¿Cataluña ingobernable?
lunes 26 de noviembre de 2012, 00:12h
De entre las múltiples lecturas que pueden hacerse del resultado de las elecciones catalanas, destaca el varapalo sufrido por CIU y PSC. Mas convocó un plebiscito, y lo ha perdido de forma ostensible, dejándose por el camino 12 diputados. Parte de ellos han ido a Esquerra, por lo que no puede obviarse la existencia de una sensibilidad secesionista en Cataluña. Sensibilidad que es, en gran medida, responsabilidad de los socialistas, tanto a nivel autonómico como nacional.
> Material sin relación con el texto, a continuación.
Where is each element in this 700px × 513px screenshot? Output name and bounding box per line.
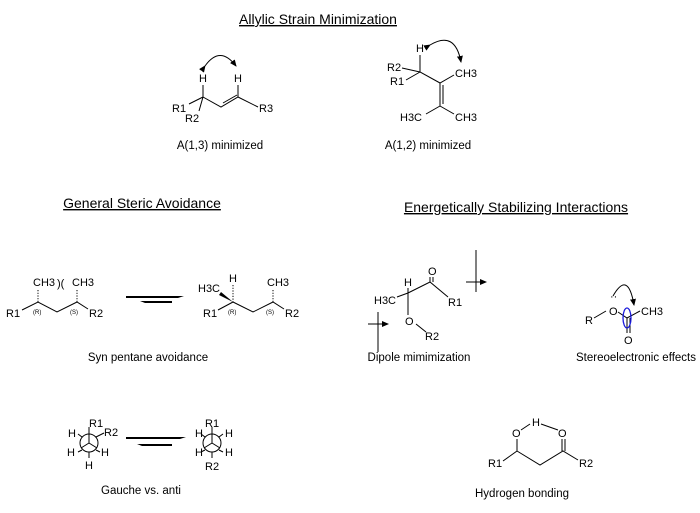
- atom-h: H: [195, 447, 203, 459]
- dipole-arrow-down-icon: [368, 312, 388, 352]
- atom-r1: R1: [89, 418, 103, 430]
- atom-r1: R1: [172, 103, 186, 115]
- atom-r2: R2: [89, 308, 103, 320]
- atom-h: H: [404, 277, 412, 289]
- hbond-structure: O H O R1 R2: [488, 417, 593, 470]
- atom-h: H: [532, 417, 540, 429]
- atom-h: H: [416, 43, 424, 55]
- dipole-caption: Dipole mimimization: [368, 352, 471, 364]
- atom-r2: R2: [285, 308, 299, 320]
- atom-h: H: [234, 73, 242, 85]
- atom-r2: R2: [425, 331, 439, 343]
- allylic-title: Allylic Strain Minimization: [239, 11, 397, 27]
- atom-h: H: [67, 447, 75, 459]
- wedge-bond: [219, 292, 233, 302]
- atom-h: H: [101, 447, 109, 459]
- atom-r2: R2: [579, 458, 593, 470]
- atom-o: O: [405, 316, 414, 328]
- atom-h: H: [68, 428, 76, 440]
- stereo-label-s: (S): [70, 310, 78, 316]
- stereo-label-r: (R): [33, 310, 41, 316]
- syn-pentane-left: CH3 CH3 )( R1 R2 (R) (S): [6, 277, 103, 320]
- atom-h: H: [225, 428, 233, 440]
- atom-h3c: H3C: [374, 295, 396, 307]
- dipole-structure: H O H3C R1 O R2: [368, 250, 486, 352]
- atom-ch3: CH3: [33, 277, 55, 289]
- syn-pentane-right: H3C H CH3 R1 R2 (R) (S): [198, 273, 299, 320]
- atom-h: H: [85, 460, 93, 472]
- syn-caption: Syn pentane avoidance: [88, 352, 208, 364]
- atom-ch3: CH3: [72, 277, 94, 289]
- atom-o: O: [512, 428, 521, 440]
- a13-caption: A(1,3) minimized: [177, 140, 263, 152]
- steric-clash-icon: )(: [57, 278, 65, 290]
- atom-r1: R1: [6, 308, 20, 320]
- atom-ch3: CH3: [641, 306, 663, 318]
- atom-r2: R2: [205, 461, 219, 473]
- a12-caption: A(1,2) minimized: [385, 140, 471, 152]
- atom-r1: R1: [205, 418, 219, 430]
- atom-r3: R3: [259, 103, 273, 115]
- stereo-caption: Stereoelectronic effects: [576, 352, 696, 364]
- stereoelectronic-structure: ·· R O CH3 O: [585, 284, 663, 347]
- atom-r: R: [585, 315, 593, 327]
- atom-o: O: [624, 335, 633, 347]
- steric-title: General Steric Avoidance: [63, 195, 221, 211]
- atom-h: H: [229, 273, 237, 285]
- atom-r2: R2: [104, 427, 118, 439]
- atom-r2: R2: [185, 113, 199, 125]
- atom-ch3: CH3: [455, 68, 477, 80]
- orbital-icon: [622, 307, 632, 329]
- atom-r1: R1: [488, 458, 502, 470]
- stereo-label-s: (S): [266, 310, 274, 316]
- atom-o: O: [609, 306, 618, 318]
- newman-anti: R1 H H H H R2: [195, 418, 233, 473]
- equilibrium-arrows-icon: [126, 437, 186, 446]
- stereo-label-r: (R): [228, 310, 236, 316]
- atom-h3c: H3C: [198, 283, 220, 295]
- atom-h: H: [195, 428, 203, 440]
- atom-r1: R1: [390, 76, 404, 88]
- lone-pair: ··: [610, 291, 617, 303]
- curved-arrow-icon: [612, 284, 636, 306]
- atom-h: H: [199, 73, 207, 85]
- atom-h: H: [225, 447, 233, 459]
- atom-r2: R2: [387, 62, 401, 74]
- newman-gauche: R1 R2 H H H H: [67, 418, 118, 472]
- curved-arrow-icon: [199, 55, 237, 73]
- dipole-arrow-up-icon: [466, 250, 486, 292]
- atom-r1: R1: [448, 297, 462, 309]
- equilibrium-arrows-icon: [126, 296, 184, 303]
- atom-o: O: [558, 428, 567, 440]
- gauche-caption: Gauche vs. anti: [101, 485, 181, 497]
- a13-structure: H H R1 R2 R3: [172, 55, 273, 125]
- a12-structure: H R2 R1 CH3 H3C CH3: [387, 39, 477, 124]
- curved-arrow-icon: [423, 39, 463, 63]
- atom-o: O: [428, 266, 437, 278]
- atom-h3c: H3C: [400, 112, 422, 124]
- stabilizing-title: Energetically Stabilizing Interactions: [404, 199, 628, 215]
- atom-r1: R1: [203, 308, 217, 320]
- hbond-caption: Hydrogen bonding: [475, 488, 569, 500]
- atom-ch3: CH3: [455, 112, 477, 124]
- atom-ch3: CH3: [267, 277, 289, 289]
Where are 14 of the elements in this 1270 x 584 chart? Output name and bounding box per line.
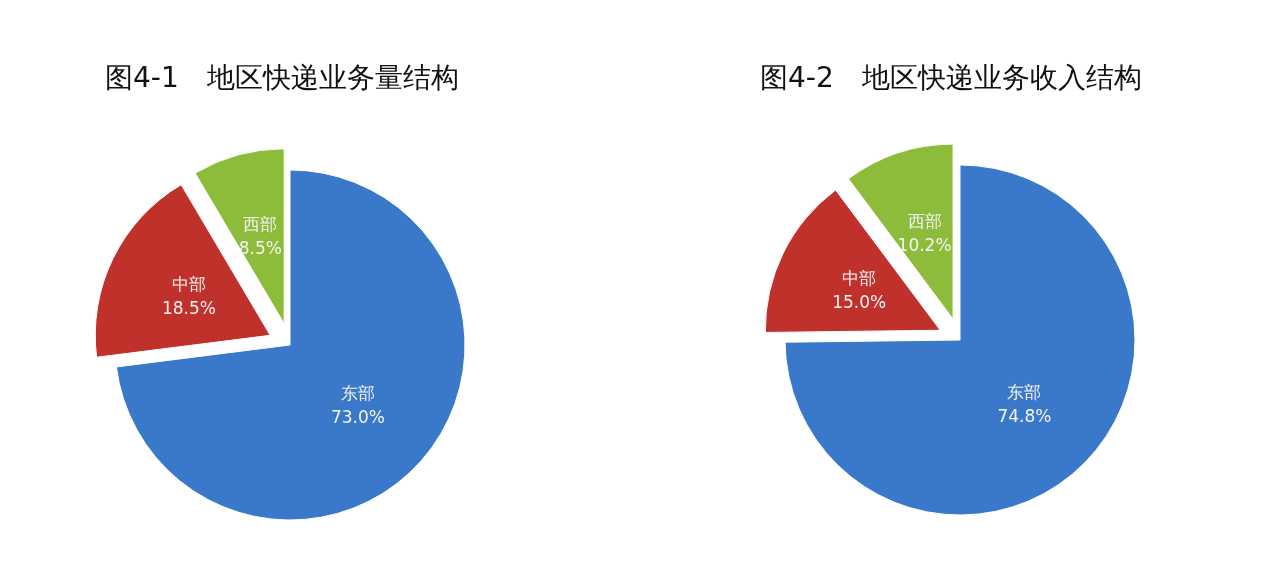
data-label: 18.5% [161, 297, 216, 318]
slice-label: 东部 [340, 382, 375, 403]
chart-title: 图4-1 地区快递业务量结构 [105, 60, 459, 94]
chart-title: 图4-2 地区快递业务收入结构 [760, 60, 1142, 94]
data-label: 10.2% [897, 235, 952, 256]
data-label: 73.0% [330, 406, 385, 427]
data-label: 8.5% [238, 238, 282, 259]
slice-label: 西部 [243, 214, 278, 235]
slice-label: 中部 [171, 273, 206, 294]
slice-label: 西部 [907, 211, 942, 232]
data-label: 15.0% [832, 292, 887, 313]
slice-label: 东部 [1007, 381, 1042, 402]
slice-label: 中部 [842, 268, 877, 289]
data-label: 74.8% [997, 405, 1052, 426]
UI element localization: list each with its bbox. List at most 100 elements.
El descalabro del PSC, que pasa de gobernar la Generalidad hace un par de años a ser actualmente la tercera fuerza política -y a un solo escaño de distancia del PP- es el resultado de jugar a lo que un partido internacionalista nunca puede ser: nacionalista. Un partido de izquierda e internacionalista flirteando con autodeterminaciones y secesionismos es peor que una quimera. Es una contradicción filosófica. Ahora bien, para buscar culpables no hay que apuntar sólo a Pere Navarro o a Alfredo Pérez Rubalcaba, sino que hay que ir más atrás en el tiempo. Más concretamente, a cuando José Luis Rodríguez Zapatero cambió a su socio natural constituyente, el PP, por los independentistas de Ezquerra, traficando ciudadanos por territorios. De los polvos del estatut, el pacto del Tinell y el tripartito vienen ahora estos lodos.
La gobernabilidad de Cataluña es ahora más complicada de lo que ya era. A ello han colaborado la aventura secesionista de Mas y la indefinición del PSC, que ha dejado huérfano a buena parte de su electorado. Quizá sea ya hora de dejar de envolverse en banderas y trabajar por una comunidad autónoma con retos mucho más importantes que el de una eventual secesión. Como por ejemplo, centrándose en sus ciudadanos, en lugar de obsesiones identitarias, para evitar su colapso económico.